Luis Ventoso-El Debate
  • Nada de lo humano es perfecto, por eso resulta preocupante que cada vez estemos más convencidos de que nuestras ideas son las únicas aceptables

El ser humano es una criatura falible. Nada más evidente. No existe un solo día sin guerras en la historia de la humanidad, ejemplo harto suficiente de la materia moral de que estamos compuestos. Los cristianos creemos además que nacimos marcados por el pecado y que solo la muerte de Jesucristo en el terrible sacrificio de la Cruz nos salva, purifica y ofrece un pasaporte directo a la felicidad absoluta y eterna.

Si el error es connatural al hombre, ¿puede ser capaz de hacer algo absolutamente perfecto? Evidentemente, no. Por eso son utópicas, y con frecuencia peligrosas, las ideologías que aseguran poseer solución para todo, que esgrimen su punto de vista como el único aceptable, que niegan a sus adversarios (enemigos) toda posibilidad del más mínimo acierto.

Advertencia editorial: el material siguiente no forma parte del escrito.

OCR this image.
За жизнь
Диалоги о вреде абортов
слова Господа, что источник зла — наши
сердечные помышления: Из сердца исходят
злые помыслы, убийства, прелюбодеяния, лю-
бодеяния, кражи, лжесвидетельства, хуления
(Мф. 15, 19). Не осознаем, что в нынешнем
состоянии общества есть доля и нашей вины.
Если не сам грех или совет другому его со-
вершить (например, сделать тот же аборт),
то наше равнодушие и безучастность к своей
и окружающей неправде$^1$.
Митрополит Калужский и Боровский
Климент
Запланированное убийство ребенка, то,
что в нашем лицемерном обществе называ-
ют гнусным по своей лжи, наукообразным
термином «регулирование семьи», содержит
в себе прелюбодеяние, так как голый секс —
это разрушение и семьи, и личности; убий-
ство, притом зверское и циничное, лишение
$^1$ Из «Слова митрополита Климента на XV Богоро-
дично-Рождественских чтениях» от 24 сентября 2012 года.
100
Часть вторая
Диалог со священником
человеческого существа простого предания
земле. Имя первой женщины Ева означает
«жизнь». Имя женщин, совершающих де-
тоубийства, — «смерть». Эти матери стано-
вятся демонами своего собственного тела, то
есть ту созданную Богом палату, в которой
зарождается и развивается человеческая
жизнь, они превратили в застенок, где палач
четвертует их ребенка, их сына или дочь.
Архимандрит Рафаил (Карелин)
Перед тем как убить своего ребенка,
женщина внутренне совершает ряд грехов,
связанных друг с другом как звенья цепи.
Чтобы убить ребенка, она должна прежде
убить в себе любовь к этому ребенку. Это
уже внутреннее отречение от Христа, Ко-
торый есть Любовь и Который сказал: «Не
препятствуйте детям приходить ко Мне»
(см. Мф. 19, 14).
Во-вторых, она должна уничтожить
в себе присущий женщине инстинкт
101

En el siglo XX ese error totalitario se llevó a su extremo con los ejemplos espeluznantes del comunismo y el nazismo, ideologías antiliberales que anularon al individuo para convertirlo en hombre-masa. Abominaron además de la espiritualidad cristiana y propusieron un corpus cerrado para alcanzar un nuevo estadio superior de la humanidad (que acabó en las mayores matanzas de la historia: el gulag, los campos de exterminio nazis, la Revolución Cultural china o Pol Pot).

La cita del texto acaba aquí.